The Maine Lobster Marketing Collaborative (MLMC), launched by the Maine Department of Marine Resources (DMR) after a 2012 price crash, is set to sunset next year unless the Legislature acts to renew the program.
The DMR Lobster Zone B council, meeting last week in the Mount Desert Island High School library, voted to support renewing the marketing program.
Very little data is available about the Maine lobster supply chain, said collaborative Director Matt Jacobson, and no dealer reporting was mandated as part of the marketing legislation.
There are 315 lobster dealers in the state, he said. “When I asked them where they’re selling, they looked at their shoes.”
In some sense, that means the marketers are flying blind. So the collaborative has focused on reaching out to top chefs, Jacobson said at the meeting, and raising awareness about “new shell” Maine lobster available in the summer.
“Lobster is the only thing that comes through most of these restaurant kitchens that is still alive,” he said.

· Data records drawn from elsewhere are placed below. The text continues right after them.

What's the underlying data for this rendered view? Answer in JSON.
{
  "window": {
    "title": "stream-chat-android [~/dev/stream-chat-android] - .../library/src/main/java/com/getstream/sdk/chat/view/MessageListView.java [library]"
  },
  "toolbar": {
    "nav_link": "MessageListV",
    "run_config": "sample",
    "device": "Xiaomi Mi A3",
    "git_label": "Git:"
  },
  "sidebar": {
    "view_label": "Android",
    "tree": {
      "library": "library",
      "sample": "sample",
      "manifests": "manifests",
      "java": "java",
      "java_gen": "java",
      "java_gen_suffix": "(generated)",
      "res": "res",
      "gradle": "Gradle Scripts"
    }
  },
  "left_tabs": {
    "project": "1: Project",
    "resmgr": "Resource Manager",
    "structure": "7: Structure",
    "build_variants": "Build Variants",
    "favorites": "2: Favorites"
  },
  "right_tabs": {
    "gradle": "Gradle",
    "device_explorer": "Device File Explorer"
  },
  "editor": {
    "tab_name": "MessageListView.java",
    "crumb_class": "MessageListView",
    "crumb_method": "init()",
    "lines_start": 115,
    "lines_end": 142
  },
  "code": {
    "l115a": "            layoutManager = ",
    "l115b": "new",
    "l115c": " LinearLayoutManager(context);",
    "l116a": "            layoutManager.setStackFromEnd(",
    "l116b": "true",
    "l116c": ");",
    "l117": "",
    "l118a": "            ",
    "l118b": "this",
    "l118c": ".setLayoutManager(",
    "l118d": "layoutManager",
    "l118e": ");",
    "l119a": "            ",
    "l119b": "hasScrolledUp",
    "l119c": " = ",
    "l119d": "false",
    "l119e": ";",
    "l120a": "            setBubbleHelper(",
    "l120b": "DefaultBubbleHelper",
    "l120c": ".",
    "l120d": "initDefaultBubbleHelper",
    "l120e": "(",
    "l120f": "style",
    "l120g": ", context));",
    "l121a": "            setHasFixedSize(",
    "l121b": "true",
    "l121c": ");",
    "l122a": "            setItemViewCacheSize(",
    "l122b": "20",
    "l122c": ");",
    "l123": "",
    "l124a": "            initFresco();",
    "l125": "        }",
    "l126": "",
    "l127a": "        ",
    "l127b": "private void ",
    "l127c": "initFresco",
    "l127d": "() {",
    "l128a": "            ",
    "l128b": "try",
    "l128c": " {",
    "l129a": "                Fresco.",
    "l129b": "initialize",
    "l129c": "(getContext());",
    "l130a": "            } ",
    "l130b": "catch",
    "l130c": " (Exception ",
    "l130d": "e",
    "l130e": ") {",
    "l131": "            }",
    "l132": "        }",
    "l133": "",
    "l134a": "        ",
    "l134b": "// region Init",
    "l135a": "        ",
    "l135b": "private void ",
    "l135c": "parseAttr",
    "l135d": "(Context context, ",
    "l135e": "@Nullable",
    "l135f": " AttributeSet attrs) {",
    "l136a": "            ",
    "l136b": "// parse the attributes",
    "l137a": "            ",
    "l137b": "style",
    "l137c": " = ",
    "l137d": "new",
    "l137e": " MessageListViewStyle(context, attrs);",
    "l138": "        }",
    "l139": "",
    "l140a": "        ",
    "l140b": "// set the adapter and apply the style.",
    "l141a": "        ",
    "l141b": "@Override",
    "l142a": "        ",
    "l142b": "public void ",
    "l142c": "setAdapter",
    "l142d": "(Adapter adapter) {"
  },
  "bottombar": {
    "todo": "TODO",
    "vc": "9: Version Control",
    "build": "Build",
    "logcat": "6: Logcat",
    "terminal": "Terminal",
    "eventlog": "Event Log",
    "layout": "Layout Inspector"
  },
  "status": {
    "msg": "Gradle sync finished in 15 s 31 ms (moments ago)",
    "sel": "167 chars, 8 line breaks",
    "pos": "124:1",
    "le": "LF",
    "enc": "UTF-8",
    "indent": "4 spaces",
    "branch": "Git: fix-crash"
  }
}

Jim Dow of Bass Harbor and Jason Joyce of Swans Island have joined MLMC trips to New York and San Francisco to meet with chefs.
“There’s not one person who tasted new shell and hard shell who didn’t notice the difference,” Dow said.
Final numbers for lobster landings in 2017 will not be available for several more months, but Jacobson said he didn’t think the perceived drop was very dramatic.
He cited factors outside of the group’s control for the year’s lower boat prices, including hurricanes in Texas and Florida that closed restaurants and tourist communities for several weeks. Changes in international trade agreements, such as CETA between Canada and the EU, also cost the Maine lobster industry some customers, he said.
The MLMC is funded by fees charged on dealer and harvester licenses, with a total annual budget of $2,250,000 this year. Of that, Jacobson’s salary is $110,000, he said. The group’s enabling legislation requires reports to the zone councils, the DMR Advisory Council and the legislature’s Marine Resources Committee.
“Other industries are forced to pay a percentage for marketing as well,” Bar Harbor fisherman Jon Carter said. “For what we generate, we pay very little.”